= Architekti Pro Bono =

Architekti Pro Bono (English: Architects Pro Bono) is an initiative of Czech architects run by the Czech Chamber of Architects (Česká komora architektů - CKA), providing pro bono architectural advice and services to disaster victims and disadvantaged people, communities and organizations.

Clients contact member architects directly, either by phone or via their website. According to their circumstances, clients will receive adequate assistance, from simple advice to complete architectural services.

== Purpose ==
To provide free or discounted architectural advice and services to disaster victims and disadvantaged people, communities and organizations.

== History ==
The initiative was founded by the Czech-Australian architect Jiří Lev on June 27, 2021 on the model of Architects Assist he had established in Australia, with the aim of providing assistance to tornado victims in Hodonín and Břeclav on June 24, 2021 and the vision that pro bono services will become a regular part of architects' professional activities.

On July 12, 2021, the initiative had over 50 member studios offering the affected municipalities and their inhabitants assistance with the elaboration of projects for the reconstruction of damaged houses or the construction of new houses.
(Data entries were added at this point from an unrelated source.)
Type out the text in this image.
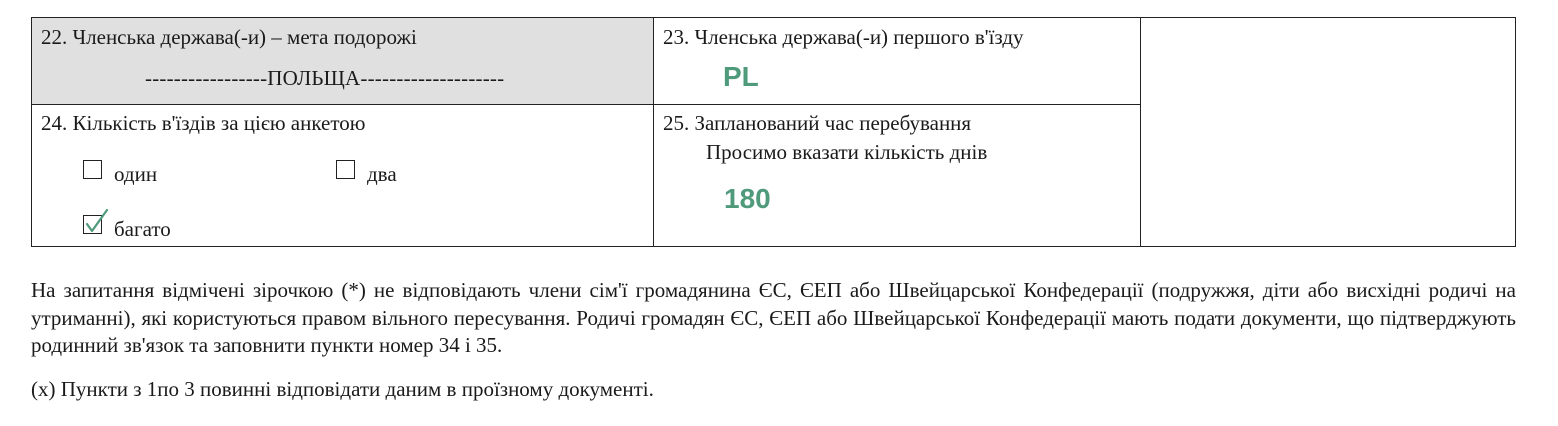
22. Членська держава(-и) – мета подорожі
-----------------ПОЛЬЩА--------------------
23. Членська держава(-и) першого в'їзду
PL
24. Кількість в'їздів за цією анкетою
один	два
багато
25. Запланований час перебування
Просимо вказати кількість днів
180
На запитання відмічені зірочкою (*) не відповідають члени сім'ї громадянина ЄС, ЄЕП або Швейцарської Конфедерації (подружжя, діти або висхідні родичі на утриманні), які користуються правом вільного пересування. Родичі громадян ЄС, ЄЕП або Швейцарської Конфедерації мають подати документи, що підтверджують родинний зв'язок та заповнити пункти номер 34 і 35.
(x) Пункти з 1по 3 повинні відповідати даним в проїзному документі.
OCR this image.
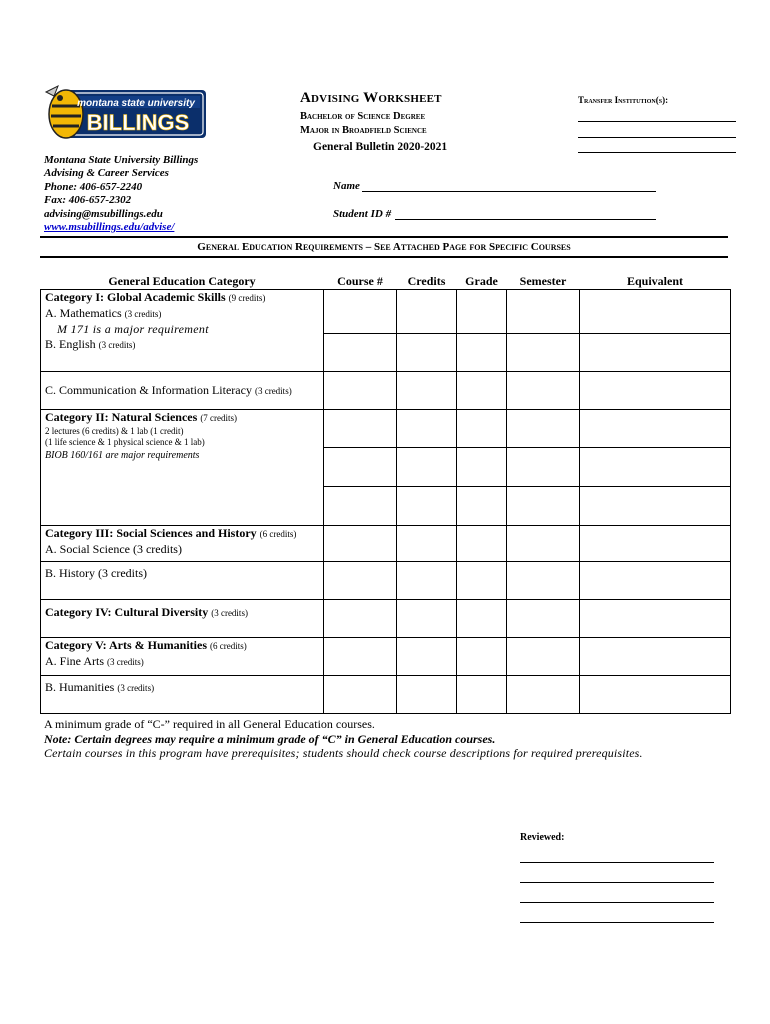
montana state university
BILLINGS
Montana State University Billings
Advising & Career Services
Phone: 406-657-2240
Fax: 406-657-2302
advising@msubillings.edu
www.msubillings.edu/advise/
Advising Worksheet
Bachelor of Science Degree
Major in Broadfield Science
General Bulletin 2020-2021
Transfer Institution(s):
Name
Student ID #
General Education Requirements – See Attached Page for Specific Courses
General Education Category	Course #	Credits	Grade	Semester	Equivalent

Category I: Global Academic Skills (9 credits)
A. Mathematics (3 credits)
M 171 is a major requirement
B. English (3 credits)					

C. Communication & Information Literacy (3 credits)					

Category II: Natural Sciences (7 credits)
2 lectures (6 credits) & 1 lab (1 credit)
(1 life science & 1 physical science & 1 lab)
BIOB 160/161 are major requirements					

Category III: Social Sciences and History (6 credits)
A. Social Science (3 credits)					

B. History (3 credits)					

Category IV: Cultural Diversity (3 credits)					

Category V: Arts & Humanities (6 credits)
A. Fine Arts (3 credits)					

B. Humanities (3 credits)					
A minimum grade of “C-” required in all General Education courses.
Note: Certain degrees may require a minimum grade of “C” in General Education courses.
Certain courses in this program have prerequisites; students should check course descriptions for required prerequisites.
Reviewed:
On August 3, 2021, architect Lukáš Janáč and several other architects created a follow-up initiative Obnova 21, offering free family house plans and documentation to the disaster victims.

On September 17, 2024, the CKA activated the initiative to assist with recovery from widespread floods and coordinate the work of architects in the following weeks and months, with projects well under way in early 2025 and 90 firms involved.